The Penal Code of the State of California describes every aspect of criminal law in California. One of the most important aspects of a system of criminal laws is defining who can and cannot be tried for crimes. The California code specifies six conditions under which someone who has been implicated in a criminal act can avoid trial.
Children who are under the age of 14 cannot be tried for a crime, but only if it can be shown they did not understand the illegality of their actions. Children under 14 who know what they are doing is wrong are unlikely to be tried as adults, but can still face the court for their actions. Children who are over 14 can be tried for their crimes regardless, and can even be tried as an adult for many crimes.
People who are seriously mentally incapacitated cannot be tried either. People with serious mental retardation cannot be tried because they lack the ability to understand the full consequences of their actions. On a related note, the defense by reason of insanity is not often a successful one, except with people who are extraordinarily mentally ill. A mental illness must be serious enough to be incapacitating, or to make the person unable to understand the situation.

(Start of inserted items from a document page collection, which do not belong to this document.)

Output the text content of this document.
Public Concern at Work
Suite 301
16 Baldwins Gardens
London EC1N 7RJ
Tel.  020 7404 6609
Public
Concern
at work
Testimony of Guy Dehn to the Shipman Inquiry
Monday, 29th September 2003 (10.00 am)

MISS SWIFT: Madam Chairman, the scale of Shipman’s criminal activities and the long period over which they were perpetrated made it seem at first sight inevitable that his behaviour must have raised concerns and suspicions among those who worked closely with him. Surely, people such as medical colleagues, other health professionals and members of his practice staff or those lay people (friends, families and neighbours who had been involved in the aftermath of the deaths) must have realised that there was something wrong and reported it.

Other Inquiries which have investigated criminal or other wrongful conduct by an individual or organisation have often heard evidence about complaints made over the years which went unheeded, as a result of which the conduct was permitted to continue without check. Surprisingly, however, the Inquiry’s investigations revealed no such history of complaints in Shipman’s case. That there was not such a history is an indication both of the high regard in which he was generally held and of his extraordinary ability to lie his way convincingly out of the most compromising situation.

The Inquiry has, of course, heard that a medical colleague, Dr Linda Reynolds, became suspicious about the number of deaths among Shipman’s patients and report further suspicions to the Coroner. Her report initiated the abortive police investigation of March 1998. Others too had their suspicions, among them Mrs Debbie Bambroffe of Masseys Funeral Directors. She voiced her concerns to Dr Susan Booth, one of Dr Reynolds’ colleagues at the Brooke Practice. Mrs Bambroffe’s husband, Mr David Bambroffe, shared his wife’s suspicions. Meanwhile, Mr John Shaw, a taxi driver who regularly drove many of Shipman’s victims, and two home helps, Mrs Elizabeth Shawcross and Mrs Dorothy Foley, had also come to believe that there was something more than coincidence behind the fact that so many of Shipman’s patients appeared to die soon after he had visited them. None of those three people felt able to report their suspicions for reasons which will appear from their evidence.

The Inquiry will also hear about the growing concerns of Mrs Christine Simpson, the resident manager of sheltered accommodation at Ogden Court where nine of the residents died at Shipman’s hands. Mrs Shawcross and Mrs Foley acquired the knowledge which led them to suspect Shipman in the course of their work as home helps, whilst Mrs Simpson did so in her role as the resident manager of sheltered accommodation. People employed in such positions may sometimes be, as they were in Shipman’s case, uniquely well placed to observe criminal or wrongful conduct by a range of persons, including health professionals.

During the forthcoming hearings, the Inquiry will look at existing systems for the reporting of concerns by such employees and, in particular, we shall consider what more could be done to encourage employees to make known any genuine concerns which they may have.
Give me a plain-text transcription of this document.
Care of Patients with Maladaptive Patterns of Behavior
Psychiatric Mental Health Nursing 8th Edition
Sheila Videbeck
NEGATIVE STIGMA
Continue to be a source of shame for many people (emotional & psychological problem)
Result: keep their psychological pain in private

Two other conditions under which someone can avoid trial is if their actions happened under “mistake of fact” with no criminal intent, and not being conscious of one’s actions. Stated differently, if it can be shown that someone was misled or uninformed in a way that led them into actions that were illegal, without them realizing their actions were illegal, they cannot be tried. Someone who was obviously unconscious at the time of their actions-someone with a serious sleep disorder, for example-can also avoid trial.